Ähnlich sieht es beim Fuhrpark aus: EA Sports WRC bietet euch zahlreiche Rennwagen aus der gesamten WRC-Geschichte und setzt dabei nicht nur auf übliche Verdächtige wie den Lancia Stratos oder den Subaru Impreza von Colin McRae, sondern bietet auch ein paar Liebhaberfahrzeuge wie den Vauxhall Astra auf.

Die Fahrphysik, die bereits im Vorfeld von Youtube-Influencern in den Himmel gelobt wurde, bietet für jeden etwas: Mit den Standardeinstellungen eignet sich EA Sports WRC perfekt für entspannende Spazierfahrten, doch mit ausgeschalteten Fahrhilfen wird die Physik so anspruchsvoll, dass sich die Hochleistungsboliden mit einem Gamepad kaum noch auf der Strecke halten lassen. Anders sieht es bei der Kollisionsphysik aus: Von ungewollten Kontakten mit Straßengräben oder Bäumen bliebt euer Rally-Wagen völlig unbeeindruckt, sodass sich die Fahrzeuge selbst mit Absicht kaum aus der Bahn werfen lassen. Folgenschwere Kollisionen, die durch 180°-Drehungen oder einen Ausflug in die Böschung für hohe Zeitverluste und Fahrzeugschäden sorgen, gibt es deshalb praktisch gar nicht mehr. Die meisten Spieler werden dies als Verbesserung empfinden, aber so fehlen eben auch der Nervenkitzel und die ständigen Nahtoderfahrungen, die Rally-Spiele eigentlich ausmachen.

Rudimentäre Spielmodi

Angesichts der stattlichen Streckenauswahl und des üppigen Fuhrparks ist es sehr überraschend, dass Codemasters bei der Entwicklung der verschiedenen Spielmodi kaum mehr als das Nötige getan hat. Der ohnehin schon sehr lineare Karrieremodus wurde noch einmal vereinfacht, was sich vor allem in der Abschaffung von Preisgeldern äußert. Statt Siegprämien bekommt ihr von eurem Geldgeber ein festes Budget gesetzt, das vom Gesamtwert eures Fuhrparks nicht überschritten werden darf. Innerhalb dieser Grenze dürft ihr eure Fahrzeuge dann beliebig hin- und her tauschen. Das ist toll für Gelegenheitsspieler, da sie jederzeit Zugriff auf den gesamten Fuhrpark haben und sich nicht erst Preisgelder verdienen müssen, um auf eine andere Fahrzeugklasse zu wechseln. Sammelwütige, die eine lange Karriere durchspielen und sich eine möglichst vollständige Garage aufbauen wollen, schauen jedoch in die Röhre.

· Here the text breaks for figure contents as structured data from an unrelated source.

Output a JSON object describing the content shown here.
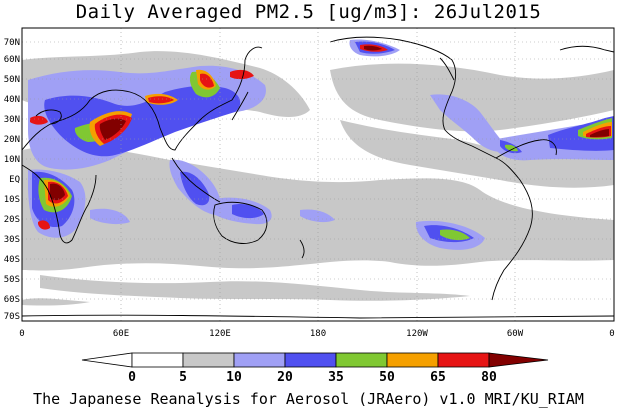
{
  "title": "Daily Averaged PM2.5 [ug/m3]: 26Jul2015",
  "footer": "The Japanese Reanalysis for Aerosol (JRAero) v1.0 MRI/KU_RIAM",
  "map": {
    "lat_labels": [
      "70N",
      "60N",
      "50N",
      "40N",
      "30N",
      "20N",
      "10N",
      "EQ",
      "10S",
      "20S",
      "30S",
      "40S",
      "50S",
      "60S",
      "70S"
    ],
    "lon_labels": [
      "0",
      "60E",
      "120E",
      "180",
      "120W",
      "60W",
      "0"
    ],
    "coastline_color": "#000000",
    "gridline_style": "dotted"
  },
  "colorbar": {
    "levels": [
      "0",
      "5",
      "10",
      "20",
      "35",
      "50",
      "65",
      "80"
    ],
    "colors": [
      "#ffffff",
      "#c8c8c8",
      "#a0a0f5",
      "#5050f0",
      "#80c832",
      "#f5a000",
      "#e61414",
      "#820000"
    ]
  }
}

Abseits des Karrieremodus gibt es recht wenig zu tun: Im Einzelspielermodus dürft ihr einzelne Meisterschaften gegen die KI fahren (einen Hotseat-Multiplayer-Modus gibt es nicht) oder im Time-Trial-Modus um Positionen auf den Online-Leaderboards kämpfen. Der Multiplayer-Modus ist nur über private Lobbies zugänglich, denn die täglichen und wöchentlichen Online-Rallys, die in DiRT Rally hauptsächlich für Langzeitmotivation sorgten, wurden ersatzlos gestrichen. Trotzdem setzt EA Sports WRC auf einen Season Pass, für den gleich zwei Abos erforderlich sind: Um alle Belohnungen zu erhalten, benötigt ihr neben einem kostenpflichtigen VIP-Zugang, der nur für die jeweils aktuelle Saison gültig ist, zusätzlich noch ein kostenpflichtiges EA-Play-Abo.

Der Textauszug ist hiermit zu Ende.